Economy Watch: US Office Sector Enjoys Strong Second Quarter

The property type's performance rebounded in the second quarter, according to a recent Cushman & Wakefield report, with office space absorption hitting its highest level since the third quarter of 2016.

Ken McCarthy, Chief Economist, Cushman & Wakefield
Ken McCarthy, Chief Economist, Cushman & Wakefield

The U.S. office sector, which has been somewhat sluggish lately, rebounded in the second quarter in terms of net occupancy growth, according to Cushman & Wakefield’s latest report, which was released on Monday. Nationally, rents continued to reach new highs, but rising construction levels slowed the appreciation rate in most markets.

During the second quarter, office space absorption nationwide increased to 12.8 million square feet, up from 6.3 million square feet in the first quarter and the highest level since the third quarter of 2016. In the first half of 2017, a total of 19.1 million square feet was absorbed, roughly 60 percent of the pace of the first half of 2016. Of the 85 markets tracked by Cushman & Wakefield, 66 reported positive net absorption of office space, while 19 reported declines during the second quarter.
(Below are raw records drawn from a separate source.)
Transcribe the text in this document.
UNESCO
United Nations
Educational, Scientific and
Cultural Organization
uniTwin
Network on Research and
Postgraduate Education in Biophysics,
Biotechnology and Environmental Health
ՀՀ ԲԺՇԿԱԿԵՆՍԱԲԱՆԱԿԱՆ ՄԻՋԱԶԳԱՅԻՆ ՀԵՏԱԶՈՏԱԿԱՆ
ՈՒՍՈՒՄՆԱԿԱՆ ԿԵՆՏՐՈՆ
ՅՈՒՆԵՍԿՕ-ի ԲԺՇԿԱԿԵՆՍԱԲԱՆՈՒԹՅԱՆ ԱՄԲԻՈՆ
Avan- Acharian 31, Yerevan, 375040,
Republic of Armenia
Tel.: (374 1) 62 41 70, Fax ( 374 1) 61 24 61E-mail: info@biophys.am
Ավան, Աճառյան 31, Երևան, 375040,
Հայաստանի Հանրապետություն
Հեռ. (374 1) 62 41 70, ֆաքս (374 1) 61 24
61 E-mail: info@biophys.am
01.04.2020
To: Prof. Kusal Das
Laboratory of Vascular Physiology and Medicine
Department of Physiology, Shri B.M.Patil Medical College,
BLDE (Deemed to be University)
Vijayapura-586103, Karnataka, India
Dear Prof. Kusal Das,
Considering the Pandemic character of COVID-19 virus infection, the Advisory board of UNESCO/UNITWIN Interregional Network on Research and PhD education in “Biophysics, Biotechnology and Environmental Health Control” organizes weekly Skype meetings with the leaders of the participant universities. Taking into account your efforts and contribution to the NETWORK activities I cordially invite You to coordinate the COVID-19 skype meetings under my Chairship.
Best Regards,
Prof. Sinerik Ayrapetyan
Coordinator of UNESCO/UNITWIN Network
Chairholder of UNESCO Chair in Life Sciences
Construction reaches new heights

Construction is also ramping up. In the second quarter, 16.1 million square feet of new office space was completed across the U.S., the largest amount since the second quarter of 2009. Cushman & Wakefield estimates that 2017 will see more than 71 million square feet of new office space delivered, the most in a single year since 2008.

“In historic terms, the U.S. office sector is generally not overbuilding office space,” said Ken McCarthy, Cushman & Wakefield principal economist and author of the report.

Despite the stronger absorption figures this quarter, U.S. office vacancy rates remain flat at 13.3 percent. It’s also notable (and not unrelated), the company said, that office rents are growing at a slower rate. U.S. office rents for all office product types were $30.36 in the second quarter of 2017, up 4.4 percent compared to the same quarter a year ago. Although this rental appreciation remains healthy, it’s slower than the 6.1 percent experienced in mid-2016.